The author, an economist, hopes to “throw . . . light on the relationships between growth and the several components of equality” in post-Revolutionary (especially 1939-1961) Mexico. He accepts the difficulties of the enterprise, and conceives of it as a tentative essay. General economic theory is applied to Mexican development experience. The bulk of the book deals with income distribution, taxation, savings, consumption, inflation, with lesser space on government expenditures on education and social welfare. Although much of the data is of interest primarily to specialists in finance, there are convenient reviews of data found in other studies that will be useful for reference purposes to economic historians generally. There is little new in these summaries. Singer’s cautions on simplistic interpretations of economic data by the untrained are useful.
In chapter 9 the author argues that although more expenditures for education and welfare would have reduced investment, there “probably” would have been a net gain to economic development, and he bases his stand in part on the history of savings propensities in Mexico. If this is not entirely convincing, at least it is founded on some sort of data rather than on hope and divination. Singer is moderately convinced in this connection—as in others—that the policies he advocates would have improved the good growth record of Mexico. He does state many caveats, understands the difficulties of being sure of such suggestions, and—no doubt unintentionally—succeeds in convincing this reviewer that Mexico’s políticos did about all that could have been expected of them in estimating investors’ reactions.

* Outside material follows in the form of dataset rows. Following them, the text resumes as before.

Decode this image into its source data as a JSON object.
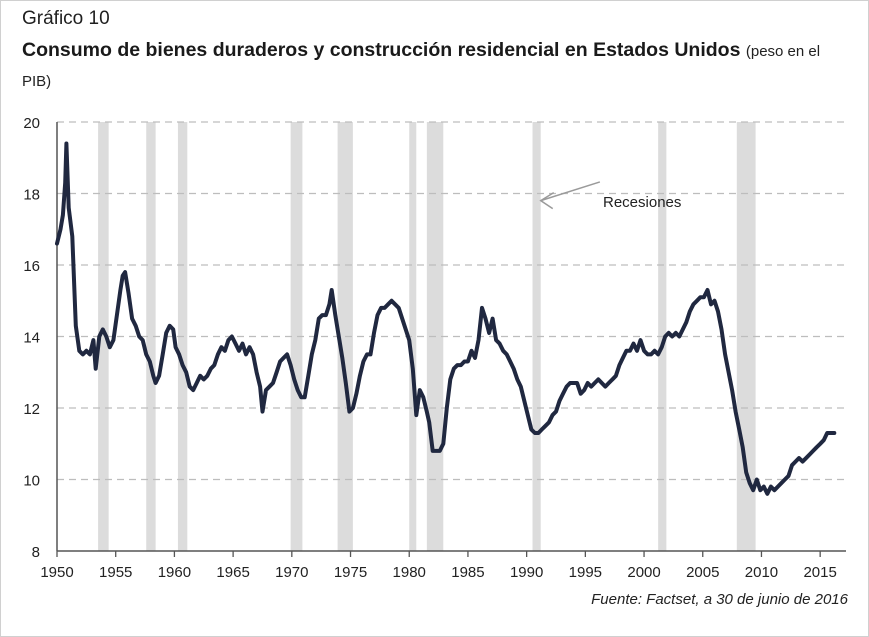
{
  "figure": {
    "label": "Gráfico 10",
    "title": "Consumo de bienes duraderos y construcción residencial en Estados Unidos",
    "subtitle": "(peso en el PIB)",
    "source": "Fuente: Factset, a 30 de junio de 2016"
  },
  "colors": {
    "line": "#202840",
    "recession": "#dcdcdc",
    "grid": "#bdbdbd",
    "axis": "#555555"
  },
  "chart_data": {
    "type": "line",
    "title": "Consumo de bienes duraderos y construcción residencial en Estados Unidos",
    "subtitle": "(peso en el PIB)",
    "xlim": [
      1950,
      2017.2
    ],
    "ylim": [
      8,
      20
    ],
    "xticks": [
      1950,
      1955,
      1960,
      1965,
      1970,
      1975,
      1980,
      1985,
      1990,
      1995,
      2000,
      2005,
      2010,
      2015
    ],
    "yticks": [
      8,
      10,
      12,
      14,
      16,
      18,
      20
    ],
    "grid": "horizontal dashed",
    "annotation": {
      "text": "Recesiones",
      "points_to": "recession band",
      "arrow_from": [
        1993,
        18.1
      ],
      "arrow_to": [
        1991.2,
        17.8
      ]
    },
    "recessions": [
      [
        1953.5,
        1954.4
      ],
      [
        1957.6,
        1958.4
      ],
      [
        1960.3,
        1961.1
      ],
      [
        1969.9,
        1970.9
      ],
      [
        1973.9,
        1975.2
      ],
      [
        1980.0,
        1980.6
      ],
      [
        1981.5,
        1982.9
      ],
      [
        1990.5,
        1991.2
      ],
      [
        2001.2,
        2001.9
      ],
      [
        2007.9,
        2009.5
      ]
    ],
    "series": [
      {
        "values": [
          [
            1950.0,
            16.6
          ],
          [
            1950.3,
            17.0
          ],
          [
            1950.5,
            17.4
          ],
          [
            1950.7,
            18.3
          ],
          [
            1950.8,
            19.4
          ],
          [
            1951.0,
            17.6
          ],
          [
            1951.3,
            16.8
          ],
          [
            1951.6,
            14.3
          ],
          [
            1951.9,
            13.6
          ],
          [
            1952.2,
            13.5
          ],
          [
            1952.5,
            13.6
          ],
          [
            1952.8,
            13.5
          ],
          [
            1953.1,
            13.9
          ],
          [
            1953.3,
            13.1
          ],
          [
            1953.6,
            14.0
          ],
          [
            1953.9,
            14.2
          ],
          [
            1954.2,
            14.0
          ],
          [
            1954.5,
            13.7
          ],
          [
            1954.8,
            13.9
          ],
          [
            1955.1,
            14.6
          ],
          [
            1955.4,
            15.3
          ],
          [
            1955.6,
            15.7
          ],
          [
            1955.8,
            15.8
          ],
          [
            1956.1,
            15.2
          ],
          [
            1956.4,
            14.5
          ],
          [
            1956.7,
            14.3
          ],
          [
            1957.0,
            14.0
          ],
          [
            1957.3,
            13.9
          ],
          [
            1957.6,
            13.5
          ],
          [
            1957.9,
            13.3
          ],
          [
            1958.2,
            12.9
          ],
          [
            1958.4,
            12.7
          ],
          [
            1958.7,
            12.9
          ],
          [
            1959.0,
            13.5
          ],
          [
            1959.3,
            14.1
          ],
          [
            1959.6,
            14.3
          ],
          [
            1959.9,
            14.2
          ],
          [
            1960.1,
            13.7
          ],
          [
            1960.4,
            13.5
          ],
          [
            1960.7,
            13.2
          ],
          [
            1961.0,
            13.0
          ],
          [
            1961.3,
            12.6
          ],
          [
            1961.6,
            12.5
          ],
          [
            1961.9,
            12.7
          ],
          [
            1962.2,
            12.9
          ],
          [
            1962.5,
            12.8
          ],
          [
            1962.8,
            12.9
          ],
          [
            1963.1,
            13.1
          ],
          [
            1963.4,
            13.2
          ],
          [
            1963.7,
            13.5
          ],
          [
            1964.0,
            13.7
          ],
          [
            1964.3,
            13.6
          ],
          [
            1964.6,
            13.9
          ],
          [
            1964.9,
            14.0
          ],
          [
            1965.2,
            13.8
          ],
          [
            1965.5,
            13.6
          ],
          [
            1965.8,
            13.8
          ],
          [
            1966.1,
            13.5
          ],
          [
            1966.4,
            13.7
          ],
          [
            1966.7,
            13.5
          ],
          [
            1967.0,
            13.0
          ],
          [
            1967.3,
            12.6
          ],
          [
            1967.5,
            11.9
          ],
          [
            1967.8,
            12.5
          ],
          [
            1968.1,
            12.6
          ],
          [
            1968.4,
            12.7
          ],
          [
            1968.7,
            13.0
          ],
          [
            1969.0,
            13.3
          ],
          [
            1969.3,
            13.4
          ],
          [
            1969.6,
            13.5
          ],
          [
            1969.9,
            13.2
          ],
          [
            1970.2,
            12.8
          ],
          [
            1970.5,
            12.5
          ],
          [
            1970.8,
            12.3
          ],
          [
            1971.1,
            12.3
          ],
          [
            1971.4,
            12.9
          ],
          [
            1971.7,
            13.5
          ],
          [
            1972.0,
            13.9
          ],
          [
            1972.3,
            14.5
          ],
          [
            1972.6,
            14.6
          ],
          [
            1972.9,
            14.6
          ],
          [
            1973.2,
            14.9
          ],
          [
            1973.4,
            15.3
          ],
          [
            1973.7,
            14.6
          ],
          [
            1974.0,
            14.0
          ],
          [
            1974.3,
            13.4
          ],
          [
            1974.6,
            12.7
          ],
          [
            1974.9,
            11.9
          ],
          [
            1975.2,
            12.0
          ],
          [
            1975.5,
            12.4
          ],
          [
            1975.8,
            12.9
          ],
          [
            1976.1,
            13.3
          ],
          [
            1976.4,
            13.5
          ],
          [
            1976.7,
            13.5
          ],
          [
            1977.0,
            14.1
          ],
          [
            1977.3,
            14.6
          ],
          [
            1977.6,
            14.8
          ],
          [
            1977.9,
            14.8
          ],
          [
            1978.2,
            14.9
          ],
          [
            1978.5,
            15.0
          ],
          [
            1978.8,
            14.9
          ],
          [
            1979.1,
            14.8
          ],
          [
            1979.4,
            14.5
          ],
          [
            1979.7,
            14.2
          ],
          [
            1980.0,
            13.9
          ],
          [
            1980.3,
            13.1
          ],
          [
            1980.6,
            11.8
          ],
          [
            1980.9,
            12.5
          ],
          [
            1981.2,
            12.3
          ],
          [
            1981.5,
            11.9
          ],
          [
            1981.7,
            11.6
          ],
          [
            1982.0,
            10.8
          ],
          [
            1982.3,
            10.8
          ],
          [
            1982.6,
            10.8
          ],
          [
            1982.9,
            11.0
          ],
          [
            1983.2,
            12.0
          ],
          [
            1983.5,
            12.8
          ],
          [
            1983.8,
            13.1
          ],
          [
            1984.1,
            13.2
          ],
          [
            1984.4,
            13.2
          ],
          [
            1984.7,
            13.3
          ],
          [
            1985.0,
            13.3
          ],
          [
            1985.3,
            13.6
          ],
          [
            1985.6,
            13.4
          ],
          [
            1985.9,
            13.9
          ],
          [
            1986.2,
            14.8
          ],
          [
            1986.5,
            14.5
          ],
          [
            1986.8,
            14.1
          ],
          [
            1987.1,
            14.5
          ],
          [
            1987.4,
            13.9
          ],
          [
            1987.7,
            13.8
          ],
          [
            1988.0,
            13.6
          ],
          [
            1988.3,
            13.5
          ],
          [
            1988.6,
            13.3
          ],
          [
            1988.9,
            13.1
          ],
          [
            1989.2,
            12.8
          ],
          [
            1989.5,
            12.6
          ],
          [
            1989.8,
            12.2
          ],
          [
            1990.1,
            11.8
          ],
          [
            1990.4,
            11.4
          ],
          [
            1990.7,
            11.3
          ],
          [
            1991.0,
            11.3
          ],
          [
            1991.3,
            11.4
          ],
          [
            1991.6,
            11.5
          ],
          [
            1991.9,
            11.6
          ],
          [
            1992.2,
            11.8
          ],
          [
            1992.5,
            11.9
          ],
          [
            1992.8,
            12.2
          ],
          [
            1993.1,
            12.4
          ],
          [
            1993.4,
            12.6
          ],
          [
            1993.7,
            12.7
          ],
          [
            1994.0,
            12.7
          ],
          [
            1994.3,
            12.7
          ],
          [
            1994.6,
            12.4
          ],
          [
            1994.9,
            12.5
          ],
          [
            1995.2,
            12.7
          ],
          [
            1995.5,
            12.6
          ],
          [
            1995.8,
            12.7
          ],
          [
            1996.1,
            12.8
          ],
          [
            1996.4,
            12.7
          ],
          [
            1996.7,
            12.6
          ],
          [
            1997.0,
            12.7
          ],
          [
            1997.3,
            12.8
          ],
          [
            1997.6,
            12.9
          ],
          [
            1997.9,
            13.2
          ],
          [
            1998.2,
            13.4
          ],
          [
            1998.5,
            13.6
          ],
          [
            1998.8,
            13.6
          ],
          [
            1999.1,
            13.8
          ],
          [
            1999.4,
            13.6
          ],
          [
            1999.7,
            13.9
          ],
          [
            2000.0,
            13.6
          ],
          [
            2000.3,
            13.5
          ],
          [
            2000.6,
            13.5
          ],
          [
            2000.9,
            13.6
          ],
          [
            2001.2,
            13.5
          ],
          [
            2001.5,
            13.7
          ],
          [
            2001.8,
            14.0
          ],
          [
            2002.1,
            14.1
          ],
          [
            2002.4,
            14.0
          ],
          [
            2002.7,
            14.1
          ],
          [
            2003.0,
            14.0
          ],
          [
            2003.3,
            14.2
          ],
          [
            2003.6,
            14.4
          ],
          [
            2003.9,
            14.7
          ],
          [
            2004.2,
            14.9
          ],
          [
            2004.5,
            15.0
          ],
          [
            2004.8,
            15.1
          ],
          [
            2005.1,
            15.1
          ],
          [
            2005.4,
            15.3
          ],
          [
            2005.7,
            14.9
          ],
          [
            2006.0,
            15.0
          ],
          [
            2006.3,
            14.7
          ],
          [
            2006.6,
            14.2
          ],
          [
            2006.9,
            13.5
          ],
          [
            2007.2,
            13.0
          ],
          [
            2007.5,
            12.5
          ],
          [
            2007.8,
            11.9
          ],
          [
            2008.1,
            11.4
          ],
          [
            2008.4,
            10.9
          ],
          [
            2008.7,
            10.2
          ],
          [
            2009.0,
            9.9
          ],
          [
            2009.3,
            9.7
          ],
          [
            2009.6,
            10.0
          ],
          [
            2009.9,
            9.7
          ],
          [
            2010.2,
            9.8
          ],
          [
            2010.5,
            9.6
          ],
          [
            2010.8,
            9.8
          ],
          [
            2011.1,
            9.7
          ],
          [
            2011.4,
            9.8
          ],
          [
            2011.7,
            9.9
          ],
          [
            2012.0,
            10.0
          ],
          [
            2012.3,
            10.1
          ],
          [
            2012.6,
            10.4
          ],
          [
            2012.9,
            10.5
          ],
          [
            2013.2,
            10.6
          ],
          [
            2013.5,
            10.5
          ],
          [
            2013.8,
            10.6
          ],
          [
            2014.1,
            10.7
          ],
          [
            2014.4,
            10.8
          ],
          [
            2014.7,
            10.9
          ],
          [
            2015.0,
            11.0
          ],
          [
            2015.3,
            11.1
          ],
          [
            2015.6,
            11.3
          ],
          [
            2015.9,
            11.3
          ],
          [
            2016.2,
            11.3
          ]
        ]
      }
    ]
  }
}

Chapter 10, on “Political Democracy and Economic Development,” scarcely deals with either political concepts or Mexico’s political experience. It fails to integrate politico-social matters into the economic development themes and data of the study. Singer finds the political system ‘highly adequate for the tasks of economic development,” and repudiates Raymond Vernon’s notion that power in Mexico is too diffused to permit effective development action by government. Chapter 11, entitled “Conclusion: Income Distribution and Demand in Economic Development,” finally returns to the issues of chapter 1 on “the” (Singer’s caveat) relationship between growth and equality. He notes that definitions of equality and inequality present difficulties. Not surprisingly, he finds that the economic history of many countries shows rising inequalities as economic development becomes rapid— i.e., development requires income distribution in favor of the rising upper middle income class. But inequality, he points out, conflicts with values attaching to reduction of discrimination and increases in social mobility; thus, problems arise in deciding schedules for income inequality. He suggests that possibly Mexico has had too much inequality in income distribution, although he admits that “the precise nature of the limitation on growing inequality is arbitrary, and . . . involves value judgments;” still, “limits need to be placed upon the price paid by the low income groups for the advance of the entire economy.”
Singer points to values in inflation in the Mexican experience, as well as in monopoly in helping to reduce risk and uncertainty. He asserts that reduction of inequities in income distribution can be furthered more by expansion of highly productive industries than through wage increases as such. Finally, he develops a series of mathematical formulae for the elucidation of his theses. The formulae try, among other things, to indicate relationships between economic tensions and possible political unrest. The author is too sophisticated to suppose that the suggested manipulation of available data soon will revolutionize governmental decision-making.